19.06.2009 - Änderung des BauFoSiG vom Bundestag abgelehnt!
Mitte Mai hat das Bundeskabinett auf Druck der Bauwirtschaftsverbände Änderungen des erst zum 01.01.2009 in Kraft getretenen BauFordSiG in zwei wesentlichen Punkten beschlossen:
- Die Verpflichtung zur Verwendung des Baugelds nur für die Baumaßnahme, für die es bezahlt wurde, soll wegfallen. Die Baugeldverwendungspflicht soll sich nunmehr auf alle Baumaßnahmen des Baugeldempfängers beziehen. Die „Verrechnung“ verschiedener Baumaßnahmen untereinander, das Cash-Pooling, wäre damit wieder zulässig. Eine Ausnahme soll bei Baumaßnahmen von Verbraucher-Bauherren gelten.

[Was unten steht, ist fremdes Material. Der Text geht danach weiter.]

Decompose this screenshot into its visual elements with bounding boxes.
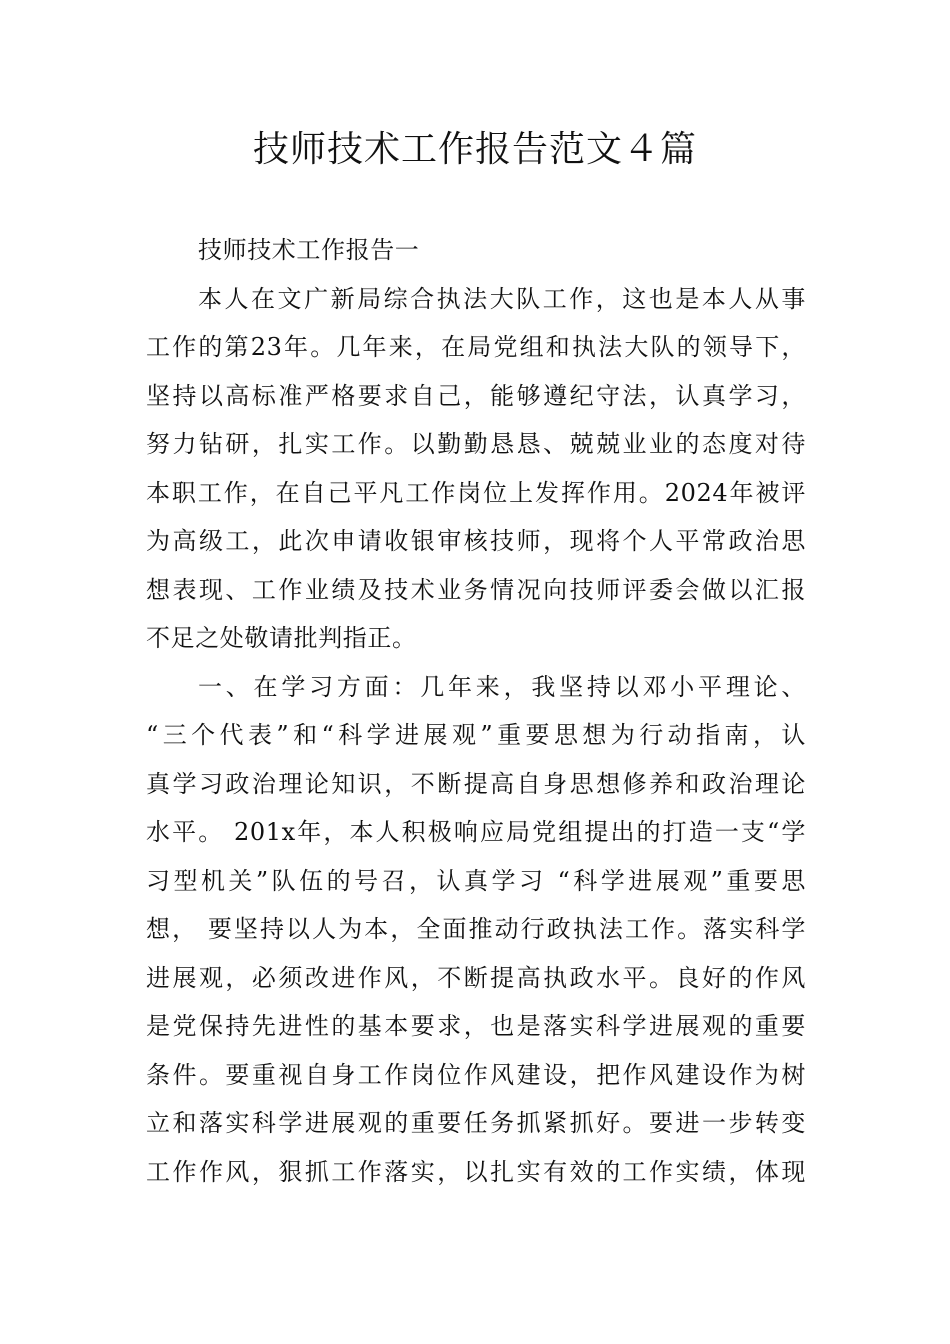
paragraph-line: 工作的第23年。几年来，在局党组和执法大队的领导下， (146, 333, 806, 361)
paragraph-line: 工作作风，狠抓工作落实，以扎实有效的工作实绩，体现 (146, 1157, 806, 1186)
paragraph-line: 想表现、工作业绩及技术业务情况向技师评委会做以汇报 (146, 575, 806, 604)
paragraph-line: 想， 要坚持以人为本，全面推动行政执法工作。落实科学 (146, 915, 806, 943)
paragraph-line: 是党保持先进性的基本要求，也是落实科学进展观的重要 (146, 1012, 806, 1040)
document-body (146, 226, 806, 1196)
paragraph-line: 真学习政治理论知识，不断提高自身思想修养和政治理论 (146, 769, 806, 798)
paragraph-line: 立和落实科学进展观的重要任务抓紧抓好。要进一步转变 (146, 1109, 806, 1137)
paragraph-line: 努力钻研，扎实工作。以勤勤恳恳、兢兢业业的态度对待 (146, 430, 806, 458)
paragraph-line: 本职工作，在自己平凡工作岗位上发挥作用。2024年被评 (146, 478, 806, 507)
paragraph-line: 为高级工，此次申请收银审核技师，现将个人平常政治思 (146, 527, 806, 555)
paragraph-line: 水平。 201x年，本人积极响应局党组提出的打造一支“学 (146, 818, 806, 846)
paragraph-line: 一、在学习方面：几年来，我坚持以邓小平理论、 (198, 672, 806, 701)
paragraph-line: 进展观，必须改进作风，不断提高执政水平。良好的作风 (146, 963, 806, 992)
paragraph-line: 习型机关”队伍的号召，认真学习 “科学进展观”重要思 (146, 866, 806, 895)
document-title: 技师技术工作报告范文４篇 (252, 129, 697, 170)
paragraph-line: 坚持以高标准严格要求自己，能够遵纪守法，认真学习， (146, 381, 806, 410)
paragraph-line: 条件。要重视自身工作岗位作风建设，把作风建设作为树 (146, 1060, 806, 1089)
section-heading: 技师技术工作报告一 (198, 236, 420, 264)
paragraph-line: 本人在文广新局综合执法大队工作，这也是本人从事 (198, 284, 806, 313)
paragraph-line: 不足之处敬请批判指正。 (146, 624, 417, 652)
paragraph-line: “三个代表”和“科学进展观”重要思想为行动指南，认 (146, 721, 806, 749)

- Zahlungen auf den Eigenleistungsanteil des Baugeldempfängers soll dieser nicht nur zu 50%, sondern zu 100% für eigene Zwecke verwenden können.

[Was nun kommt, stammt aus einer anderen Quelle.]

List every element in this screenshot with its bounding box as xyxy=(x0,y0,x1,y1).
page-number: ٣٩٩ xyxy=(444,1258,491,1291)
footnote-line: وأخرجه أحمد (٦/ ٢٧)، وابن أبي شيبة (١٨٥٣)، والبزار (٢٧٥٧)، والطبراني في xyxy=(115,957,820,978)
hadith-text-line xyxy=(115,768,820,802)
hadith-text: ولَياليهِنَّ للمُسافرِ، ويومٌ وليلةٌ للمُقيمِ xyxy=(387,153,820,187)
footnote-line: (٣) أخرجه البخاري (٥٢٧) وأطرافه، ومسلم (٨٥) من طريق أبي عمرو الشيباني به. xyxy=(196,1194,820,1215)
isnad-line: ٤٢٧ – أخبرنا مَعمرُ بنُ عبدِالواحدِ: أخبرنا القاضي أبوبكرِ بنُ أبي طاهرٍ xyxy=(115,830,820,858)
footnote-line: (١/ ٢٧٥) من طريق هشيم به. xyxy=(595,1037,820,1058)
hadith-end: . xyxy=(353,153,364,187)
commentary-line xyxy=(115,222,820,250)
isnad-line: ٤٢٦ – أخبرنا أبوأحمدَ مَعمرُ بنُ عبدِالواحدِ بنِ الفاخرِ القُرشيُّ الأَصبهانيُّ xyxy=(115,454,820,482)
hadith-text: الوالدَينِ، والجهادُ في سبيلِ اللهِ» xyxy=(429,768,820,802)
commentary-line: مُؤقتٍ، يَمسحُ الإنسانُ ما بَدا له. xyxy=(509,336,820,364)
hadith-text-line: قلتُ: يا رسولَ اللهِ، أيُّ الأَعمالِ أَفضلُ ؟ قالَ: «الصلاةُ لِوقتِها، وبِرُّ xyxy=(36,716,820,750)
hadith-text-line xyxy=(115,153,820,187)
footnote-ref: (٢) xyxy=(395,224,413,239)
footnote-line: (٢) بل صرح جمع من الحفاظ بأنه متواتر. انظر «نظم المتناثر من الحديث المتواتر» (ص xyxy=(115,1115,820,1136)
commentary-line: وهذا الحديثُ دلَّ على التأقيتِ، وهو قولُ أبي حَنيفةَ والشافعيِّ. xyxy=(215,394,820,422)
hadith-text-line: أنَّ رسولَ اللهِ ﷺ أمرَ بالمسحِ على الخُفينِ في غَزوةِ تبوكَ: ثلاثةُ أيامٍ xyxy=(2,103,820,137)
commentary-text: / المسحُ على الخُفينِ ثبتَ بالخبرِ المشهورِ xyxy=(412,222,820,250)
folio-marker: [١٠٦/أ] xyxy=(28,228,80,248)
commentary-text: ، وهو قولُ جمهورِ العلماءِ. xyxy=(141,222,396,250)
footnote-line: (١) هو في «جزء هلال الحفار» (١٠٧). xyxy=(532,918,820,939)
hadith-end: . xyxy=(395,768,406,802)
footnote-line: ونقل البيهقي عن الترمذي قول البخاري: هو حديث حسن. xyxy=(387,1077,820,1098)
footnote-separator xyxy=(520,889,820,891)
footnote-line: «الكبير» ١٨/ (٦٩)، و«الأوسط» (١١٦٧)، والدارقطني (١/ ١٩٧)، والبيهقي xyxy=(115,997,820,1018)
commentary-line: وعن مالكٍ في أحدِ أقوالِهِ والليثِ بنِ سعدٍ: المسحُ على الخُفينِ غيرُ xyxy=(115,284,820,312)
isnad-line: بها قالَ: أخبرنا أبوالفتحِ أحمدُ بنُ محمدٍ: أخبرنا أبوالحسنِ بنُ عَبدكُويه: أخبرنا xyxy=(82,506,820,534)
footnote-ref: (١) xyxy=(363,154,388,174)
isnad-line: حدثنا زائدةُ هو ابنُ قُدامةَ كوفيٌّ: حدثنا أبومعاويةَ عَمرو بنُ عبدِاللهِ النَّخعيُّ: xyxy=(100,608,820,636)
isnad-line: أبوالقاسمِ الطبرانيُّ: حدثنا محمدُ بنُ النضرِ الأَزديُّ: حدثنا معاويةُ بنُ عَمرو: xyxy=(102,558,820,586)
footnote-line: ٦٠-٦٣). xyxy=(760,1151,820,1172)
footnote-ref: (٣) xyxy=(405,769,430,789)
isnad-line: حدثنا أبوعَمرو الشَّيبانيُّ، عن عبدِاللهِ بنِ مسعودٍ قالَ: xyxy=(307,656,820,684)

Jedoch hat der Bundestag am 19.06.2009 die beabsichtigten Änderungen abgelehnt. Damit hat sich die große Koalition über die Vorschläge der eigenen Bundesregierung hinweggesetzt. Die aus dem BauFoSiG resultierenden Liquiditätsprobleme bleiben der Bauwirtschaft also erhalten.
Noch härter trifft es Bauträger und Bauunternehmen, die für Verbraucher, sprich Privatpersonen, arbeiten. Dort kommt noch die "neue" gesetzliche Vertragserfüllungssicherheit von 5% des Vergütungsanspruchs aus § 632a Abs. 3 BGB hinzu. Diese 5% müssen – neben 50% des Eigenleistungsanteils - vom Baubeginn bis zur Fertigstellung aus dem Eigenkapital finanziert werden.

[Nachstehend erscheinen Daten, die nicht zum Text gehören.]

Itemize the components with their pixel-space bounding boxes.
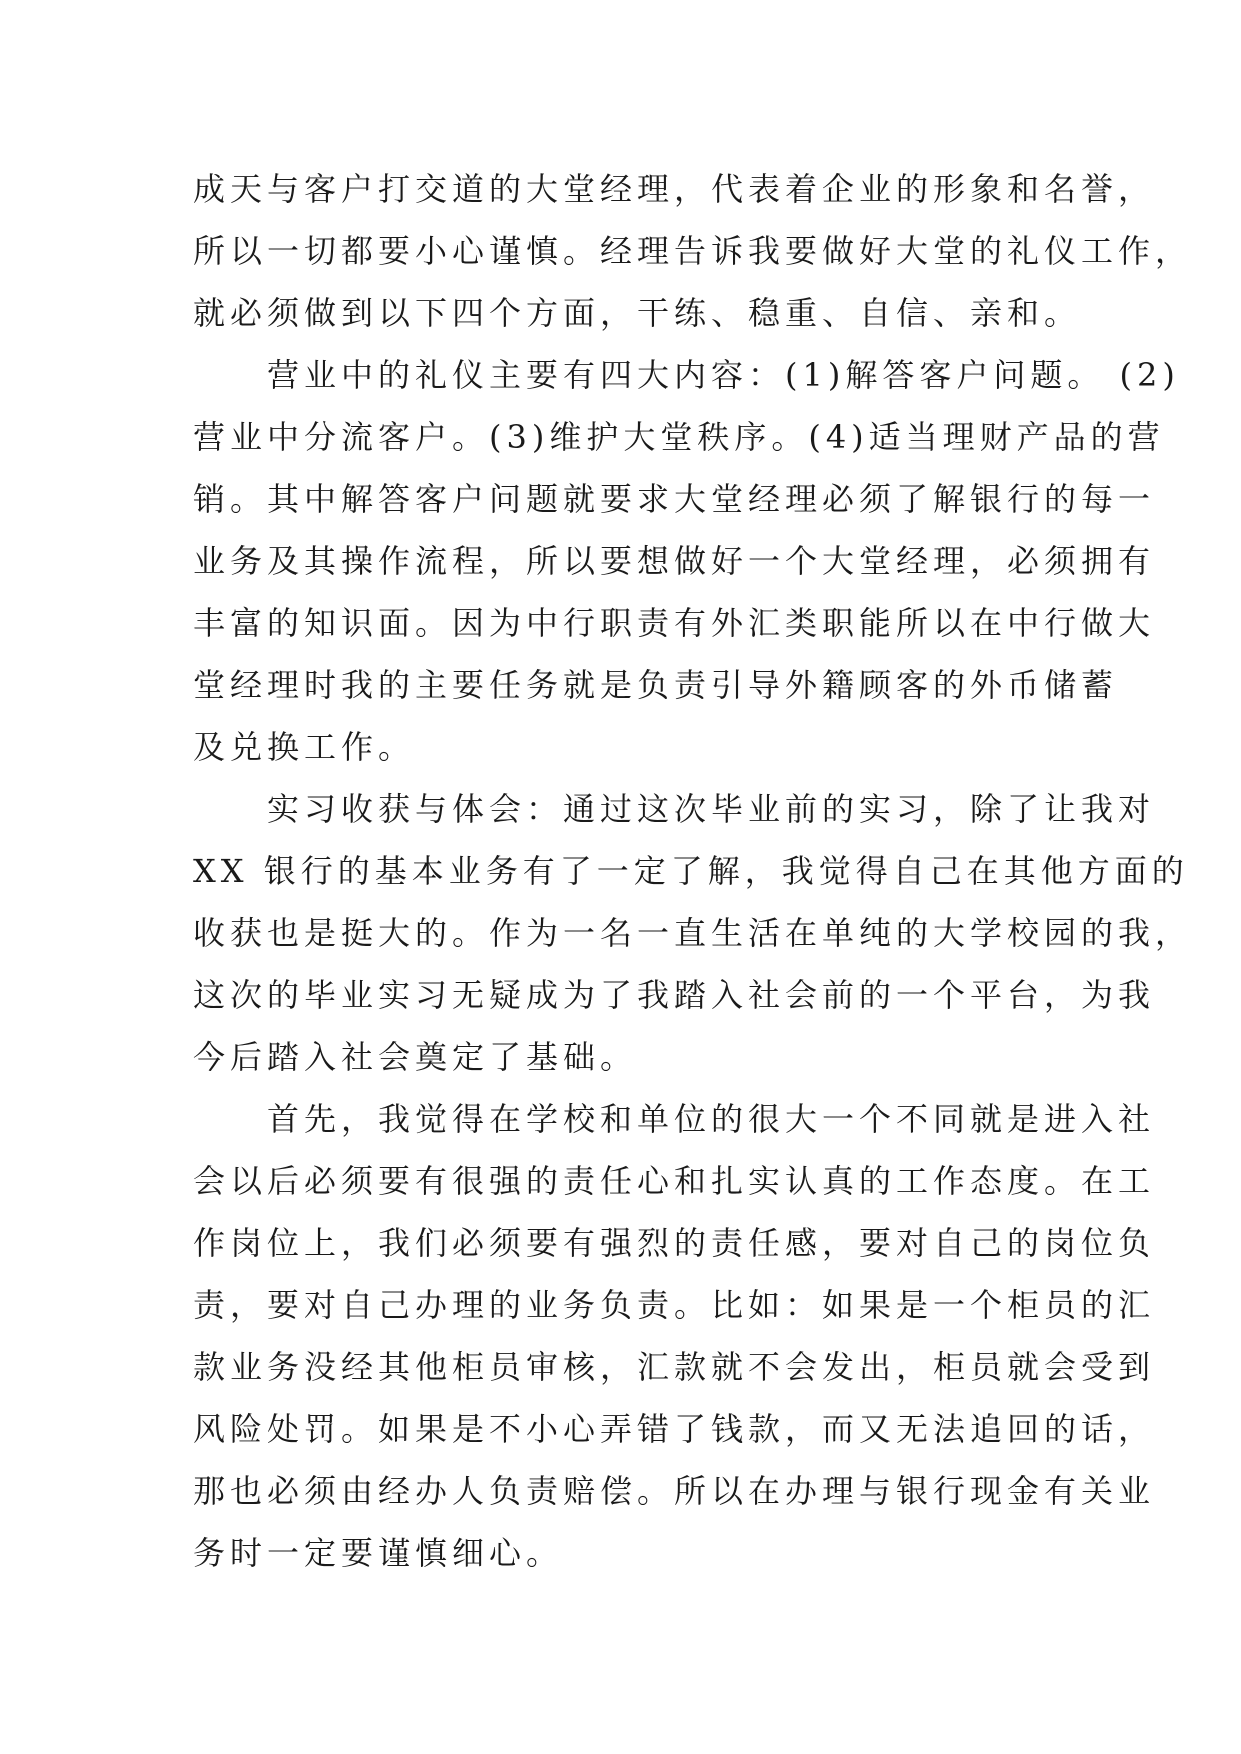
text-line: 款业务没经其他柜员审核，汇款就不会发出，柜员就会受到 (193, 1348, 1156, 1386)
text-line: 营业中分流客户。(3)维护大堂秩序。(4)适当理财产品的营 (193, 418, 1165, 456)
document-body (193, 158, 1193, 1584)
text-line: 收获也是挺大的。作为一名一直生活在单纯的大学校园的我， (193, 914, 1193, 952)
text-line: 会以后必须要有很强的责任心和扎实认真的工作态度。在工 (193, 1162, 1156, 1200)
text-line: 首先，我觉得在学校和单位的很大一个不同就是进入社 (193, 1100, 1156, 1138)
text-line: 今后踏入社会奠定了基础。 (193, 1038, 638, 1076)
text-line: XX 银行的基本业务有了一定了解，我觉得自己在其他方面的 (193, 852, 1189, 890)
text-line: 所以一切都要小心谨慎。经理告诉我要做好大堂的礼仪工作， (193, 232, 1193, 270)
text-line: 责，要对自己办理的业务负责。比如：如果是一个柜员的汇 (193, 1286, 1156, 1324)
text-line: 风险处罚。如果是不小心弄错了钱款，而又无法追回的话， (193, 1410, 1156, 1448)
text-line: 就必须做到以下四个方面，干练、稳重、自信、亲和。 (193, 294, 1082, 332)
text-line: 及兑换工作。 (193, 728, 416, 766)
text-line: 那也必须由经办人负责赔偿。所以在办理与银行现金有关业 (193, 1472, 1156, 1510)
text-line: 堂经理时我的主要任务就是负责引导外籍顾客的外币储蓄 (193, 666, 1119, 704)
text-line: 销。其中解答客户问题就要求大堂经理必须了解银行的每一 (193, 480, 1156, 518)
text-line: 务时一定要谨慎细心。 (193, 1534, 564, 1572)
text-line: 作岗位上，我们必须要有强烈的责任感，要对自己的岗位负 (193, 1224, 1156, 1262)
text-line: 成天与客户打交道的大堂经理，代表着企业的形象和名誉， (193, 170, 1156, 208)
text-line: 这次的毕业实习无疑成为了我踏入社会前的一个平台，为我 (193, 976, 1156, 1014)
text-line: 实习收获与体会：通过这次毕业前的实习，除了让我对 (193, 790, 1156, 828)
text-line: 业务及其操作流程，所以要想做好一个大堂经理，必须拥有 (193, 542, 1156, 580)
text-line: 丰富的知识面。因为中行职责有外汇类职能所以在中行做大 (193, 604, 1156, 642)
text-line: 营业中的礼仪主要有四大内容：(1)解答客户问题。 (2) (193, 356, 1180, 394)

Für Bauträger erhöht sich damit die nach vollständiger Fertigstellung fällige letzte Rate aus § 3 MaBV auf 8,5% des Gesamtkaufpreises (3,5% gemäß § 3 MaBV und 5% gemäß § 632a Abs. 3 BGB). Das stellt eine erhebliche Belastung für jeden Bauträger dar, der ja schließlich die beauftragten Baufirmen voll bezahlen muss.